Formichetti, however, wasn’t so easily convinced. For one thing, he had neither training nor experience designing clothes. “I didn’t know what to say,” he recalled. “I’m thinking, I’ve never designed anything in my life! And when I was a teenager in ­Italy, Thierry Mugler was like a fashion god. How can you resurrect that?”

Palix told Formichetti to think it over and, seeking advice, he called Gaga, who didn’t share his hesitations. “She was like, ‘What the fuck? Hello?! There’s not even a question here, you’re doing it!’” And do it, he has—with some help. While Formichetti is responsible for the overall vision of the women’s and men’s collections, he’s quick to give credit to Sébastien Peigné, a Balenciaga veteran who designs the women’s collection, and Romain Kremer, who designs the men’s.
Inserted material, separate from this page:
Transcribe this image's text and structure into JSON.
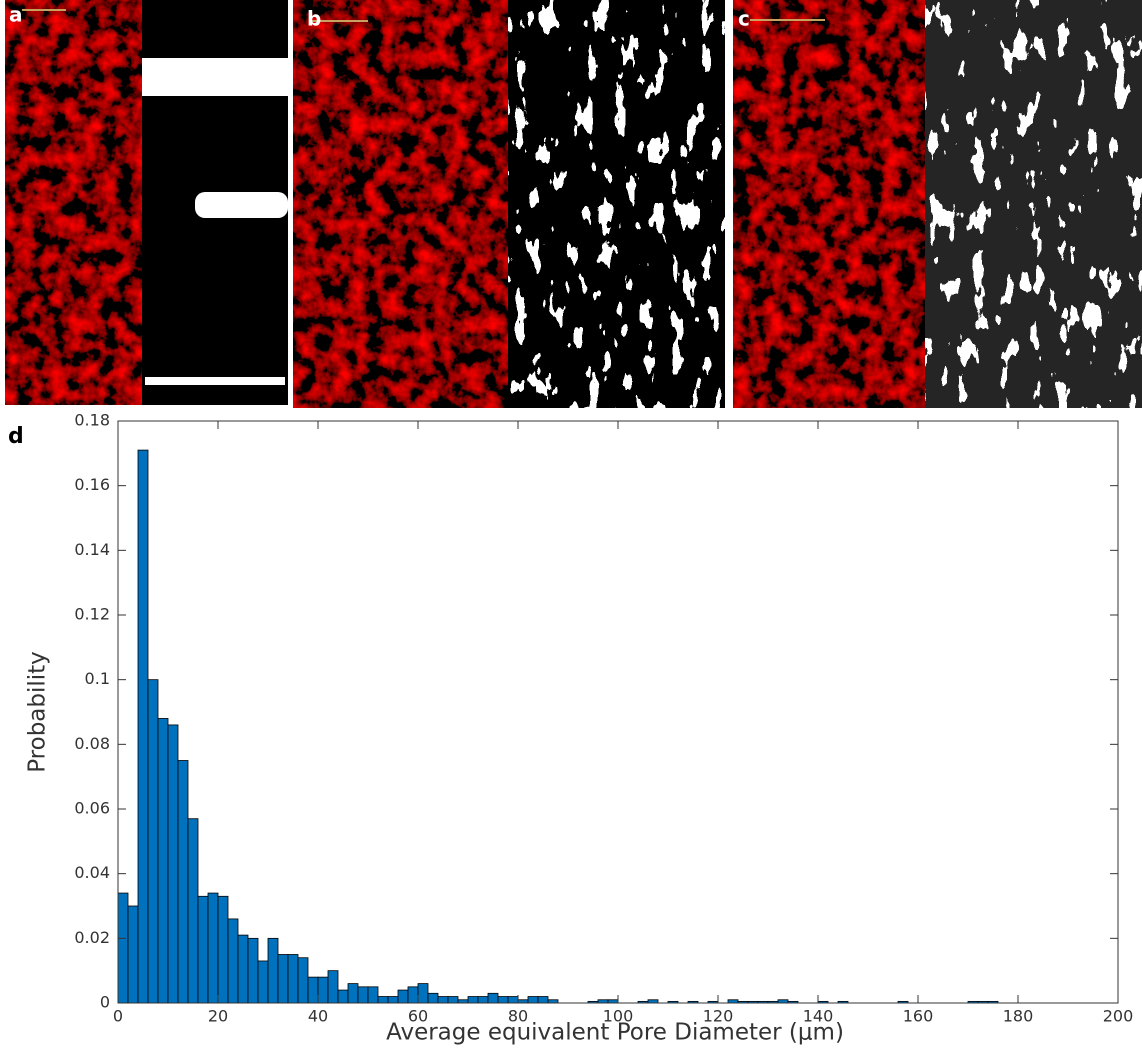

As Formichetti sees it, his job is less about physically making clothes than creating an image and cross-pollinating fashion with his many other obsessions. “I didn’t want Mugler to be about an It bag or an It shoe,” he said. “I wanted it to be about a bigger idea of fashion. I wanted people to think, It would be cool to have something from that house, without it being so much about product.”

And while Mugler the man is still working with the company on fragrances, Formichetti is keen to brainstorm about everything else under the sun: new store concepts, new avenues of retail distribution, new interactive website models—you name it. Clearly, and luckily, he won’t be doing it alone.